Doyle realized with horror that it was Doctor Romany’s voice.

The clown giggled, a sound like a hundred manic crickets, and then called, “Right here.” The knocking of the stilts moved out onto the pier. With an explosive shriek that appalled even himself, Doyle dove off the pier end, barely getting a breath before plunging into the cold water. He thrashed to the surface and began swimming frantically. “What was that?” Romany’s voice carried clearly across the water. “What’s going on?”

Horrabin had ladder-walked to the end of the pier. “He’s in the river. I’ll show you where.” He whistled, a shriller and more complicated whistle than the one he’d summoned the beggars with in the Strand, and then he waited, looking up and down the river shore.

* * *

As soon as the boat had emerged from the tunnel, and just before it passed through the Adelphi Arches and out into the river, Jacky unhooked her numbing fingers and let the craft recede away from her.
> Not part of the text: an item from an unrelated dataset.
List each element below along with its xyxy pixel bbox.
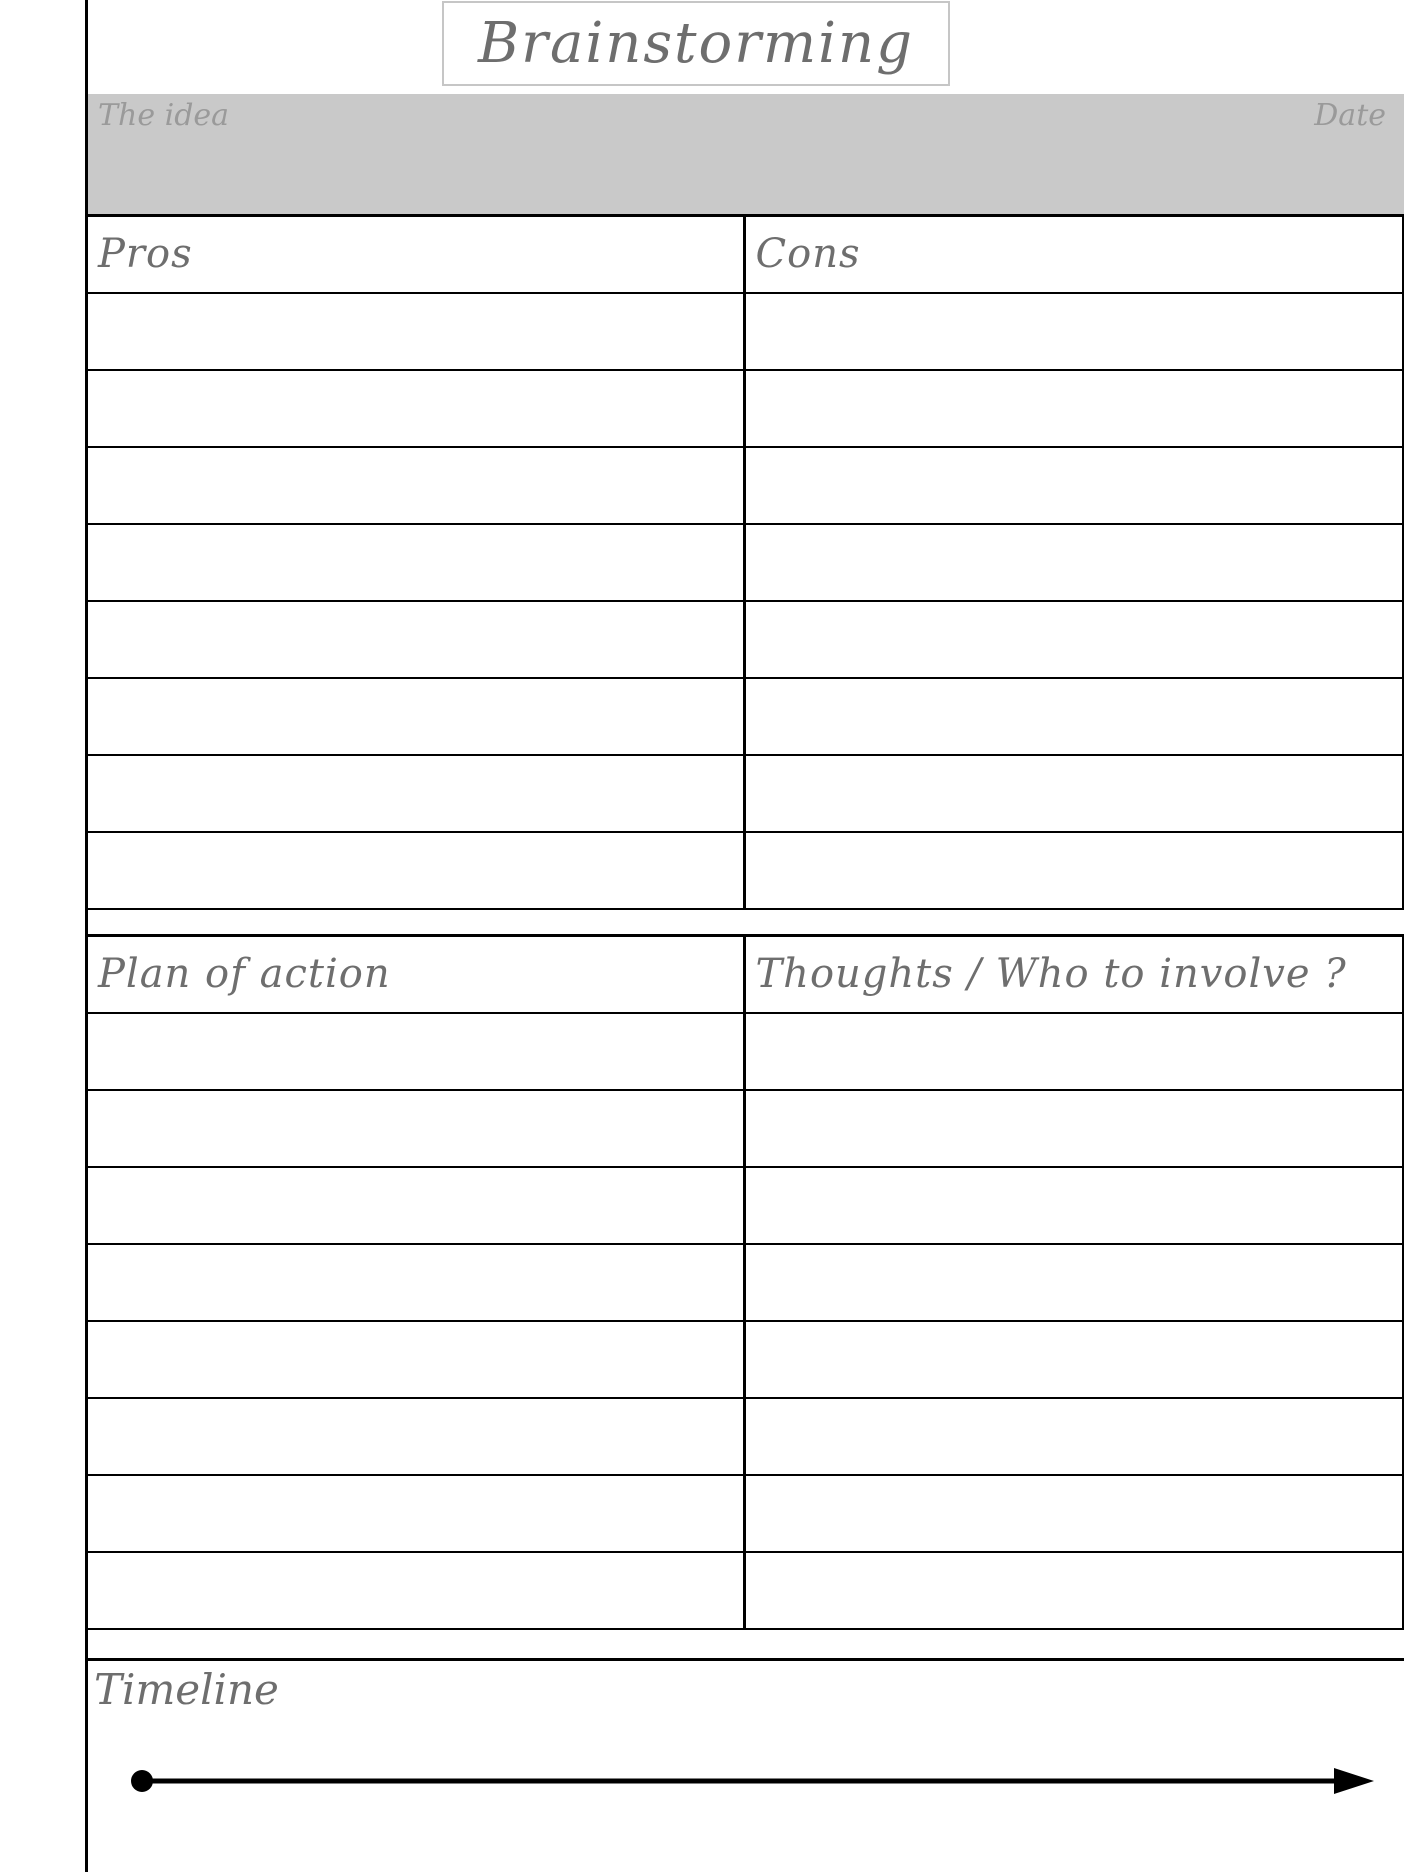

Just in time, she had told herself, for a moment later one of the beggars had stepped back and grabbed the tiller and the other had lifted a pair of oars from the bottom of the boat and begun fitting the thole pins into the oarlocks. Doctor Romany had shouted a question, and she’d heard a faint answer, but she’d been swimming half underwater and hadn’t caught any of the words. Then there had come a scream, short but so loud that nobody within a mile could have missed it. Faintly she’d heard Horrabin’s voice say, afterward, “He’s in the river. I’ll show you where.”
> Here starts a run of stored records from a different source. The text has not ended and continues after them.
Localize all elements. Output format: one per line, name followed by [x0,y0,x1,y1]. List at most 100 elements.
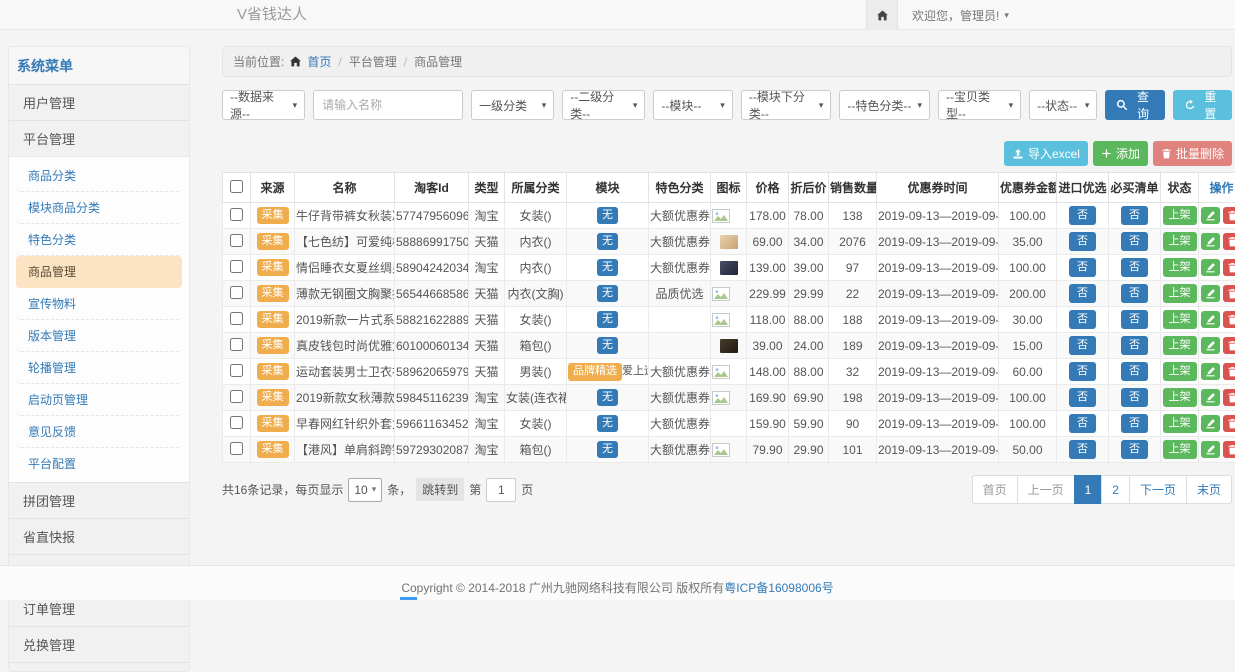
delete-button[interactable] [1223,207,1235,224]
delete-button[interactable] [1223,311,1235,328]
status-button[interactable]: 上架 [1163,440,1197,458]
imported-toggle[interactable]: 否 [1069,362,1096,380]
edit-button[interactable] [1201,207,1220,224]
must-buy-toggle[interactable]: 否 [1121,414,1148,432]
delete-button[interactable] [1223,337,1235,354]
module-select[interactable]: --模块--▾ [653,90,732,120]
edit-button[interactable] [1201,233,1220,250]
imported-toggle[interactable]: 否 [1069,336,1096,354]
sidebar-item-用户管理[interactable]: 用户管理 [9,84,189,120]
sidebar-item-平台管理[interactable]: 平台管理 [9,120,189,156]
home-button[interactable] [866,0,898,30]
edit-button[interactable] [1201,363,1220,380]
reset-button[interactable]: 重置 [1173,90,1232,120]
sidebar-subitem-商品管理[interactable]: 商品管理 [16,256,182,288]
pager-button-末页[interactable]: 末页 [1186,475,1232,504]
pager-button-上一页[interactable]: 上一页 [1017,475,1075,504]
name-input[interactable] [313,90,463,120]
pager-button-2[interactable]: 2 [1101,475,1130,504]
row-checkbox[interactable] [230,312,243,325]
sidebar-subitem-启动页管理[interactable]: 启动页管理 [16,384,182,416]
imported-toggle[interactable]: 否 [1069,440,1096,458]
sidebar-subitem-轮播管理[interactable]: 轮播管理 [16,352,182,384]
edit-button[interactable] [1201,441,1220,458]
sidebar-item-兑换管理[interactable]: 兑换管理 [9,626,189,662]
module-sub-category-select[interactable]: --模块下分类--▾ [741,90,832,120]
row-checkbox[interactable] [230,286,243,299]
sidebar-subitem-特色分类[interactable]: 特色分类 [16,224,182,256]
select-all-checkbox[interactable] [230,180,243,193]
row-checkbox[interactable] [230,260,243,273]
delete-button[interactable] [1223,233,1235,250]
sidebar-subitem-宣传物料[interactable]: 宣传物料 [16,288,182,320]
sidebar-subitem-意见反馈[interactable]: 意见反馈 [16,416,182,448]
status-button[interactable]: 上架 [1163,284,1197,302]
must-buy-toggle[interactable]: 否 [1121,310,1148,328]
must-buy-toggle[interactable]: 否 [1121,388,1148,406]
delete-button[interactable] [1223,285,1235,302]
status-button[interactable]: 上架 [1163,336,1197,354]
sidebar-item-clipped[interactable] [9,662,189,671]
level1-category-select[interactable]: 一级分类▾ [471,90,554,120]
sidebar-item-省直快报[interactable]: 省直快报 [9,518,189,554]
imported-toggle[interactable]: 否 [1069,284,1096,302]
must-buy-toggle[interactable]: 否 [1121,362,1148,380]
status-button[interactable]: 上架 [1163,258,1197,276]
must-buy-toggle[interactable]: 否 [1121,232,1148,250]
edit-button[interactable] [1201,337,1220,354]
pager-button-1[interactable]: 1 [1074,475,1103,504]
user-menu[interactable]: 欢迎您，管理员! ▾ [912,7,1009,24]
page-number-input[interactable] [486,478,516,502]
import-excel-button[interactable]: 导入excel [1004,141,1088,166]
imported-toggle[interactable]: 否 [1069,388,1096,406]
sidebar-subitem-版本管理[interactable]: 版本管理 [16,320,182,352]
delete-button[interactable] [1223,415,1235,432]
delete-button[interactable] [1223,441,1235,458]
sidebar-item-拼团管理[interactable]: 拼团管理 [9,482,189,518]
status-button[interactable]: 上架 [1163,206,1197,224]
sidebar-subitem-平台配置[interactable]: 平台配置 [16,448,182,479]
add-button[interactable]: 添加 [1093,141,1148,166]
edit-button[interactable] [1201,389,1220,406]
status-button[interactable]: 上架 [1163,232,1197,250]
search-button[interactable]: 查询 [1105,90,1164,120]
imported-toggle[interactable]: 否 [1069,310,1096,328]
batch-delete-button[interactable]: 批量删除 [1153,141,1232,166]
status-button[interactable]: 上架 [1163,388,1197,406]
icp-link[interactable]: 粤ICP备16098006号 [724,581,833,595]
pager-button-首页[interactable]: 首页 [972,475,1018,504]
pager-button-下一页[interactable]: 下一页 [1129,475,1187,504]
must-buy-toggle[interactable]: 否 [1121,284,1148,302]
edit-button[interactable] [1201,259,1220,276]
sidebar-subitem-商品分类[interactable]: 商品分类 [16,160,182,192]
must-buy-toggle[interactable]: 否 [1121,206,1148,224]
must-buy-toggle[interactable]: 否 [1121,258,1148,276]
edit-button[interactable] [1201,285,1220,302]
row-checkbox[interactable] [230,416,243,429]
row-checkbox[interactable] [230,208,243,221]
status-button[interactable]: 上架 [1163,310,1197,328]
must-buy-toggle[interactable]: 否 [1121,336,1148,354]
row-checkbox[interactable] [230,390,243,403]
feature-category-select[interactable]: --特色分类--▾ [839,90,930,120]
delete-button[interactable] [1223,259,1235,276]
must-buy-toggle[interactable]: 否 [1121,440,1148,458]
status-button[interactable]: 上架 [1163,362,1197,380]
row-checkbox[interactable] [230,442,243,455]
imported-toggle[interactable]: 否 [1069,258,1096,276]
imported-toggle[interactable]: 否 [1069,232,1096,250]
sidebar-subitem-模块商品分类[interactable]: 模块商品分类 [16,192,182,224]
status-select[interactable]: --状态--▾ [1029,90,1097,120]
row-checkbox[interactable] [230,338,243,351]
page-size-select[interactable]: 10 ▾ [348,478,382,502]
edit-button[interactable] [1201,415,1220,432]
delete-button[interactable] [1223,389,1235,406]
data-source-select[interactable]: --数据来源--▾ [222,90,305,120]
edit-button[interactable] [1201,311,1220,328]
row-checkbox[interactable] [230,234,243,247]
item-type-select[interactable]: --宝贝类型--▾ [938,90,1021,120]
jump-button[interactable]: 跳转到 [416,478,464,501]
level2-category-select[interactable]: --二级分类--▾ [562,90,645,120]
delete-button[interactable] [1223,363,1235,380]
imported-toggle[interactable]: 否 [1069,414,1096,432]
She heard the first clattering stroke of the oars just as she reached the bank and pulled herself out of the water.

* * *

Doyle, forty feet out now, calmed down a little and began to dog paddle silently. If anything, he thought, any boat or swimmer comes near me, I’ll surface dive and go as far as I can under water, and then try to let my head emerge slow and breathe quietly. Hell, with any luck I should be able to elude them … And, with a good deal more luck, get back to shore somewhere before my strength gives out. The current was carrying him to his left, away from Doctor Romany.

He heard a new sound—oarlocks clacking rhythmically behind him to his right.

Horrabin smiled, for a dim glow had appeared under the second pier to his left, and as it moved out from under the overhang it could be seen to be a shotgun pattern of dozens of tiny lights whirling across the face of the dark water. The clown pointed out toward where he’d last heard Doyle splashing, and the cluster of tiny lights scudded out into the river as quick as the wind-blown petals of some luminous flower.

“Follow the lights, Doctor Romany!” Horrabin called merrily.

What lights? Doyle wondered. The nearest lights are across the river. Sure, Doctor Romany, follow them while I drift east.

He quietly treaded water with his legs and right arm, giving his left shoulder a rest. Staying afloat was no problem; he had discovered that by taking turns with his dog paddle, floating on his back and slowly treading water he was able to keep his face out of water with no strenuous use of any one set of muscles. The current was taking him toward Blackfriars Bridge, and he was cautiously confident that he’d be able to climb up on one of the pilings and, once his pursuers had decided he’d drowned, make a segmented swim from piling to piling to the shore.

Suddenly he learned what lights Horrabin had meant, for what seemed to be a couple of dozen little floating candles were skimming across the surface straight toward him. He yanked his head under water and, with just a kick-splash to mark where he’d been, swam away under water in a direction at right angles to the course the lights had been taking.

His tenuous confidence was gone. This reeked of sorcery—hadn’t Jacky said Doctor Romany was a magician? Evidently Horrabin was too—and he felt like a man who, limbering up for a fistfight, sees his opponent snap the loaded cylinder closed on a revolver.